In addition to the lockdowns that halted ongoing cancer care and treatments, the coronavirus disease-19 (COVID-19) pandemic also had its impact on cancer clinical trials. For future pandemic preparedness, an international panel of oncology experts discussed possible solutions to keep clinical trials going.
The article by Prof. Cristiana Sessa and colleagues describes three different strategies to secure cancer clinical trials, as the recruitment of new patients for oncology trials decreased during the pandemic, however to a lesser extent than for non-oncology trials.
The most common responses to COVID-19 were changing protocols, switching to virtual visits, extending time windows for patient visits, and sending study drugs to patients. Planning was complicated by the reduced availability of health care personnel, who were in high demand in some regions due to the pandemic. Overall, the authors conclude, there has been a shift in the way clinical trials are conducted during the pandemic toward decentralized models.
Now that vaccination strategies have been implemented, the situation in health care has rapidly improved. However, successful new approaches to patient management and remote studies have paved the way for new ways to practice oncology and conduct clinical trials. This encourages researchers, sponsors, regulators, and others to discuss ways to optimize the conduct of clinical trials.
Oncological trials can be very demanding for patients and their families. During the pandemic, institutions sought to reduce the time patients spent on their sites by minimizing and streamlining procedures and replacing in-person visits with remote options.
While these procedures were intended to reduce the risk of COVID infection, it also reduced the burden of care and of clinical trials for patients. Optimizing both the trial design and study conduct from an operational perspective, with more streamlined clinical visits and some visits and treatments taking place in patients’ homes, may make participation in clinical trials less of a strain, while extending the reach of the trial to a broader population.
The pandemic has highlighted the need for new trial designs that accelerate research and reduce risks and burden to patients, while optimizing clinical trial objectives and endpoints and minimizing testing. The COVID-19 pandemic has also driven real-world evidence uptake in clinical trials in several ways.
At the same time, the pandemic is driving optimization of clinical trial objectives and endpoints, which are being re-assessed, while testing is being minimized. This approach is aimed at making trials more closely aligned to clinical practice in oncology. Eligibility criteria are being relaxed to facilitate recruitment of patients with unmet need and to enable enrollment completion.

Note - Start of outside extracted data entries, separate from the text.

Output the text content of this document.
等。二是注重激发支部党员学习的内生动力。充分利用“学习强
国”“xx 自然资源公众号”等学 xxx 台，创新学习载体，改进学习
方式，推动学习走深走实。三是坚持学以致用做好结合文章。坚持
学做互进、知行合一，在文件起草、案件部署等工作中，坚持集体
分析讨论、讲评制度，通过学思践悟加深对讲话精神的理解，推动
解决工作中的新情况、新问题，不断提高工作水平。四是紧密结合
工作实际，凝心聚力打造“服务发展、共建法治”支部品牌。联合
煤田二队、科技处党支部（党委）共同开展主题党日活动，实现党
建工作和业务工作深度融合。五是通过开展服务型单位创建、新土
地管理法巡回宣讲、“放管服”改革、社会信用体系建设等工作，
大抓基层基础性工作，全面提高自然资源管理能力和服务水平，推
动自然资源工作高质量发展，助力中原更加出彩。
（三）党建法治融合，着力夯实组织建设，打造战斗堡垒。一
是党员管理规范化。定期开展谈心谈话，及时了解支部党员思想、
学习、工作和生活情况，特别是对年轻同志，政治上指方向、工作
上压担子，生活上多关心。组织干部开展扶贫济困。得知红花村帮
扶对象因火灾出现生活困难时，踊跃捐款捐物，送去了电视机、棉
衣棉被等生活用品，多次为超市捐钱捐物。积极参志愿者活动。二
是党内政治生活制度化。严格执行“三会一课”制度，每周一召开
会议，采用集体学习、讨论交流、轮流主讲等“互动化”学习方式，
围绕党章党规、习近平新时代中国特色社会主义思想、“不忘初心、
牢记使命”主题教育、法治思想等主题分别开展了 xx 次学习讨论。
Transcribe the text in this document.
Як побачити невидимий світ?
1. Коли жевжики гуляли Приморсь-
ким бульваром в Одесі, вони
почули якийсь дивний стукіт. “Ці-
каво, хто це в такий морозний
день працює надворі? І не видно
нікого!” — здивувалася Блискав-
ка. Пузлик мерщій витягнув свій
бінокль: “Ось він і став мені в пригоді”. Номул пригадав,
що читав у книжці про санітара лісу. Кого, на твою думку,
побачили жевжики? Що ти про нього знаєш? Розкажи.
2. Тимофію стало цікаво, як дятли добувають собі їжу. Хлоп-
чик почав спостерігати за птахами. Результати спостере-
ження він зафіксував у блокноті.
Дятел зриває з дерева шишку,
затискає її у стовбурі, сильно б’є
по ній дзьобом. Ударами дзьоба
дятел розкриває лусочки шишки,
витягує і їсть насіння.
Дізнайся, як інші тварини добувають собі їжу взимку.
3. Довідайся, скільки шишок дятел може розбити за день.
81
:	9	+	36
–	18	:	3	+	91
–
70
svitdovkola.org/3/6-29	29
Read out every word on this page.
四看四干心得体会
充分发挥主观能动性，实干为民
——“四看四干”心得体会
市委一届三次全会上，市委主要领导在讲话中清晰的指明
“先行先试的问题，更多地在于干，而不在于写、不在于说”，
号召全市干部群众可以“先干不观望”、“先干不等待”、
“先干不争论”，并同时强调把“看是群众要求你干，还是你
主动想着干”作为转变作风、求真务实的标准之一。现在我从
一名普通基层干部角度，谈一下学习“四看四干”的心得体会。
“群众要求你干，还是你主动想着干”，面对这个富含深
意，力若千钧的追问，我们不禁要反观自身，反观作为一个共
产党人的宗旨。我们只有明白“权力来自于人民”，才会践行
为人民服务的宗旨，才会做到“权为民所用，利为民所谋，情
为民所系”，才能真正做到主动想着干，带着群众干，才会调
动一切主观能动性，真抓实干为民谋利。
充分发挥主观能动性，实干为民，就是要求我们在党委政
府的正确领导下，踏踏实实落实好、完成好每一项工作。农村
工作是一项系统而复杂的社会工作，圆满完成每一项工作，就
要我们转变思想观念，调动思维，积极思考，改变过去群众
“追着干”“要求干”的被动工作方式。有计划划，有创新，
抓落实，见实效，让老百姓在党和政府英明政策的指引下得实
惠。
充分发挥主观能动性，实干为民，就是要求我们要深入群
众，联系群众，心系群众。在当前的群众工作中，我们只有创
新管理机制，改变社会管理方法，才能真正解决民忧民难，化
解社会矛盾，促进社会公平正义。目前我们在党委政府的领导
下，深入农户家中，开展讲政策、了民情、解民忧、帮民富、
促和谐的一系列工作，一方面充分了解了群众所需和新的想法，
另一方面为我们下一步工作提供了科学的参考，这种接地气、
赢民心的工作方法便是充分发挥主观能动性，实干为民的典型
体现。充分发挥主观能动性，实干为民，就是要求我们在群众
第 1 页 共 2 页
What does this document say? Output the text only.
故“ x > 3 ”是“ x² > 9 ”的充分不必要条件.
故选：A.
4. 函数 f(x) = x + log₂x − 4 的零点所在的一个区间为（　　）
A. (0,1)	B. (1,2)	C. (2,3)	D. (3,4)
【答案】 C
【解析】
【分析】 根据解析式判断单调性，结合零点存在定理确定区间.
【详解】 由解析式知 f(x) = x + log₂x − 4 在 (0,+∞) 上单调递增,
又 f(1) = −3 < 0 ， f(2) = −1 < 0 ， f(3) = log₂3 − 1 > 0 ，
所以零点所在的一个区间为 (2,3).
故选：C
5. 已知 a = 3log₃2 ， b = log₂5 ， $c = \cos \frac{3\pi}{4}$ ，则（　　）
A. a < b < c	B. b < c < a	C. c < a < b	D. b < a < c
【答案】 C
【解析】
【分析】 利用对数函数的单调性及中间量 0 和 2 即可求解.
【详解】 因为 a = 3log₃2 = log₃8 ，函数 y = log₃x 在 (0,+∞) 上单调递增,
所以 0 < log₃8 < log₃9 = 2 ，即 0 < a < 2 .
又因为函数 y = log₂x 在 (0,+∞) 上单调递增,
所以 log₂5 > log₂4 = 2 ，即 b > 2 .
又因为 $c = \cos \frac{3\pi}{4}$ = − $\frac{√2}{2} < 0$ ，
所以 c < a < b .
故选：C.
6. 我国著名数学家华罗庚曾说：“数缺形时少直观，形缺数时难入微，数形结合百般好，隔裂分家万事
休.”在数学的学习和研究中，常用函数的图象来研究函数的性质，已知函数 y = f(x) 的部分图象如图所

Furthermore, the COVID-19 pandemic highlighted the underrepresentation of minority groups in clinical trials.
Lastly, a new problem-oriented collaborative framework among oncology trial stakeholders could shorten the timelines for patient access to new treatments by addressing the cultural and technological barriers to the adoption of the above mentioned new operational approaches and innovative clinical trials.
The pandemic has driven improved collaboration among clinical trial stakeholders, leading to faster approval of protocols by institutional review boards and regulators and even to faster regulatory approvals (e.g. for vaccines), by simplifying and optimizing processes to facilitate innovative research.
Pharmaceutical companies, ideally with the support of medical societies, investigators, clinical research organizations, payers, providers and patients, should consider working with political, administrative and health authorities to build on the positive impacts of COVID-19 on oncology clinical trials.